It’s February the 14th! The most romantic day of the year. Every February 14th, people across the world exchange chocolates, roses and meaningful gifts with their loved ones, all in the name of St. Valentine. It is considered to the best day to express your love and care for your special one or even express your feelings to the one you love. But do they really know the history behind this day? It is considered to the best day to express your love for your significant other – or to your family and friends! While many of us lap up Valentines Day, a number of us don’t actually know why…
We’ve trawled through the history books to try and discover the real reasons – and what we found casts a very different light on the holiday.
According to the Catholic Encyclopedia, there were at least three early Christian saints by the name ‘Valentine’, so the St Valentine that inspired the holiday may have been more than one man.
The saint officially recognised by the Roman Catholic Church was a real person who died around AD 270, but an account from 1400s describes Valentine as a priest who was beheaded by Emperor Claudius II for helping Christian couples wed. The emperor had banned marriage as he thought single men made better soldiers. Valentine felt this was unfair so he celebrated marriages in secret. When the emperor found out he was thrown in jail and sentenced to death.

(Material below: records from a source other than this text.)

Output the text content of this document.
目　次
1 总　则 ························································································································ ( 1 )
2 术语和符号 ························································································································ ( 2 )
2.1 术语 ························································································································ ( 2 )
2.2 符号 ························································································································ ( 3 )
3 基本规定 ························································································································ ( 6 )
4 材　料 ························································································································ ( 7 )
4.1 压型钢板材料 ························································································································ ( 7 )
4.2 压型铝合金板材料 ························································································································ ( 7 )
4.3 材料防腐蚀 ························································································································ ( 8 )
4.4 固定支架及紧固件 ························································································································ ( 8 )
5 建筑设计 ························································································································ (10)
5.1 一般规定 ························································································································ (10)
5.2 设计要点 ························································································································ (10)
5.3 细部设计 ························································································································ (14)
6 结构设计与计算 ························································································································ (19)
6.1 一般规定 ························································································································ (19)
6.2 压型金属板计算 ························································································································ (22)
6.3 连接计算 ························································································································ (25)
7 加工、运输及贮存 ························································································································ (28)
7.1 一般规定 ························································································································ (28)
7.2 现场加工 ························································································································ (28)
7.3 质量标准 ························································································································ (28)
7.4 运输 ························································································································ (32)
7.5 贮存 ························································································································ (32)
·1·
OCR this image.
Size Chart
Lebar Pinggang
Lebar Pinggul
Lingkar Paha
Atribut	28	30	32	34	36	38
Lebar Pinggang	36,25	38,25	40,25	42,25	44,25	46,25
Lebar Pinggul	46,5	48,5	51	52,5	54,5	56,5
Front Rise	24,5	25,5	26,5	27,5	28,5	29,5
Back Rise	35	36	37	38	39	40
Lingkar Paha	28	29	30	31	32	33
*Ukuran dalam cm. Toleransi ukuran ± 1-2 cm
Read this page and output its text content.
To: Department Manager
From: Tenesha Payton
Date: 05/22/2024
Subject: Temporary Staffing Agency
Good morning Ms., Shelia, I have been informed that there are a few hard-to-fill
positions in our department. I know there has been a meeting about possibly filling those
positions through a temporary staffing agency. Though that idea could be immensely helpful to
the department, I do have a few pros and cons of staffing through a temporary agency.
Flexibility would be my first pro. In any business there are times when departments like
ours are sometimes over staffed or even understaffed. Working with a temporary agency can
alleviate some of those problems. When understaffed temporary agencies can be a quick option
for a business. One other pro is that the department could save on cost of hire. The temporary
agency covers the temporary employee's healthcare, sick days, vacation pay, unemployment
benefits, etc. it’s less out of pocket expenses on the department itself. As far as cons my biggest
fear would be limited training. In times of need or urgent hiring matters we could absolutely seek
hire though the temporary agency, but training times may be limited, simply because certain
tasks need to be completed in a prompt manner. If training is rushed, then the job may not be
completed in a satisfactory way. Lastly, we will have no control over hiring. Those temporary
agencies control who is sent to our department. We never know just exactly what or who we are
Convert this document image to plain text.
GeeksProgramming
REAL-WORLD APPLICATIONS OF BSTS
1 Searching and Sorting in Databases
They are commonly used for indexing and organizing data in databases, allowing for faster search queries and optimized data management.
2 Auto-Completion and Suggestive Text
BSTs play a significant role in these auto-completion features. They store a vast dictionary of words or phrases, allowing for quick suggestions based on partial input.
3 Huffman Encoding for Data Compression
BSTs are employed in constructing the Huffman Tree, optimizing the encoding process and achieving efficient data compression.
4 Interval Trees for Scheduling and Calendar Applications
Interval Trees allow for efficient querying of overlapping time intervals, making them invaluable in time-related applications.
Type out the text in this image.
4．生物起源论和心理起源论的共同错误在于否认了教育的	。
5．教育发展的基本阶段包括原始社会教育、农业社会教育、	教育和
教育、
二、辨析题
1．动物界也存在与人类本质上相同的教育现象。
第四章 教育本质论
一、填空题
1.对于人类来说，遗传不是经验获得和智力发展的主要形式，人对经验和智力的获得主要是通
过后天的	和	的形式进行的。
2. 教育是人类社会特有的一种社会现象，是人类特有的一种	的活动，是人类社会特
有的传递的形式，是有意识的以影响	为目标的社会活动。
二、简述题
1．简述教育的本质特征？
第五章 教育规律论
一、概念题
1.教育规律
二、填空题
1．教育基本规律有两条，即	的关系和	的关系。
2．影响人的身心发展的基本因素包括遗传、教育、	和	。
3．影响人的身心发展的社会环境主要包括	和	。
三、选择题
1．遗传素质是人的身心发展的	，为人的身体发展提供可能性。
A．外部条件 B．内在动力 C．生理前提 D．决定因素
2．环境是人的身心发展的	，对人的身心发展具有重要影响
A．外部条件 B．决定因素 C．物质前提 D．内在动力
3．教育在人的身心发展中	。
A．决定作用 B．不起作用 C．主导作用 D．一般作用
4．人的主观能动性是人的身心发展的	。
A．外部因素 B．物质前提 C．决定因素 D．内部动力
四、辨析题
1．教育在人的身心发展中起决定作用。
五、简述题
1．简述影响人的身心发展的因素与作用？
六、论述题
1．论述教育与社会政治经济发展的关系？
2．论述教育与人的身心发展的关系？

Valentine’s Day is an old tradition thought to have originated from a Roman Festival known as ‘Lupercalia’. It was held on February 15 as a fertility festival dedicated to Faunus, the Roman God of agriculture. During the celebration boys would draw names of girls and the pair would be partners during the festival – a match that often led to marriage.
The festival survived the initial rise of Christianity but was outlawed at the end of the 5th century when Pope Gelasius declared February 14 St Valentine’s Day.
But when did it become a tradition to celebrate love on this day? Well, St Valentine did help marry couples in secret, which is arguably very romantic and a celebration of love in itself. He is the patron saint of beekeepers and epilepsy among other things… like the plague, fainting and travelling (not so romantic). That doesn’t stop people calling on his help for those romantically involved. He’s now also the patron saint of engaged couples and happy marriages.
However, it’s thought that Chaucer, The Canterbury Tales writer, may have actually been behind ‘creating’ the tradition of celebrating Valentine’s Day. The medieval English poet apparently took quite a few liberties with history, dropping his poetic characters into real-life historical events leaving readers wondering if that’s what really happened.
There is no official actual record of Valentine’s Day before Chaucer’s poem in 1375 in which he linked the tradition of courtly love to the St Valentine’s feast day. The poem refers to February 14 as the day of ‘birds coming together to find a mate’…
“For this was sent on Seynt Valentyne’s day / Whan every foul cometh ther to choose his mate,” he wrote.
The tradition didn’t seem to exist until after his poem. So he may have actually “invented” Valentine’s Day as we now know it. Happy Valentines Day everyone!